Lord Paul: My Lords, I should like to express my gratitude to the noble Lord, Lord Weatherill, for initiating this debate. He has given us the opportunity to discuss one of the more critical areas of foreign policy today. At the outset, perhaps I may say that I love Pakistan and its people. That is because we are the same people. However, I must also say that I do not like a coup anywhere.

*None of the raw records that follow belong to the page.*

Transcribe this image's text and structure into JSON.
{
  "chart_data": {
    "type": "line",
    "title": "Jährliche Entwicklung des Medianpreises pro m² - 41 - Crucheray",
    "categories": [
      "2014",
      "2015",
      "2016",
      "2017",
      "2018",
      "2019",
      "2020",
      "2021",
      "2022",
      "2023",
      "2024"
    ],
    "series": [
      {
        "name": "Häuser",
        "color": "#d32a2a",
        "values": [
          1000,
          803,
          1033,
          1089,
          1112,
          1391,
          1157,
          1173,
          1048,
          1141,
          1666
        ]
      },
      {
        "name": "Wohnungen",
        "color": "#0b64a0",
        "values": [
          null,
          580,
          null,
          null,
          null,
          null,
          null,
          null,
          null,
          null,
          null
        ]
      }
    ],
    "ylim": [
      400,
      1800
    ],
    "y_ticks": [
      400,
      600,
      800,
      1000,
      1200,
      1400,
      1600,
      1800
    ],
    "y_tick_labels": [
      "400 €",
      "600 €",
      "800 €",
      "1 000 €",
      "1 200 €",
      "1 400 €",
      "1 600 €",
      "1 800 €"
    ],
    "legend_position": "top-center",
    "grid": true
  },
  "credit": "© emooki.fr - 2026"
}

Noble Lords may not be aware that I have some personal experience of the current situation in Pakistan. On 12th October last year, on the very day of the military coup, I arrived in Islamabad representing this country as an ambassador for British business. So I had a unique, first-hand view of what took place during the first three days after the coup. I spent that time with the then acting UK Head of Mission, Greg Dorey, and his colleagues, at the British High Commission in Islamabad. I wish to commend them on their professionalism and courage in very difficult circumstances. That is not unusual. I have observed many of our overseas missions. They are doing outstanding work and we have every reason to take pride in the way our Foreign Office functions abroad. Perhaps I may request my noble friend the Minister to convey my appreciation to them.

During my visit last year to Karachi and Islamabad, it was my strong impression that most people in Pakistan were very unhappy about the political state, in particular the corruption. The noble Lord, Lord Carrington, said in this House on 12th January that,


    "both political parties in that country were corrupt, incompetent, unpopular and highly damaging to the welfare of the people of Pakistan".--[Official Report, 12/1/00; col. 629.]

However, I cannot share his conclusion that my right honourable friend the Foreign Secretary was unwise to condemn the military coup. A careful reading of history, including that of Pakistan, will find a lot of support for the Foreign Secretary's statement that:


    "There is no such thing as a good coup".

Surely, the answer to the problems of democracy is more democracy, not less democracy. If Britain, so widely recognised as the Mother of Parliaments, is seen to endorse the destruction of a democratic regime, it will send a sad message around the world. Anti-democratic forces, which threaten so many fragile democracies, particularly in developing countries, will be encouraged. This is why the Foreign Secretary's statement has been widely applauded by democratic and freedom-loving forces in the developing world.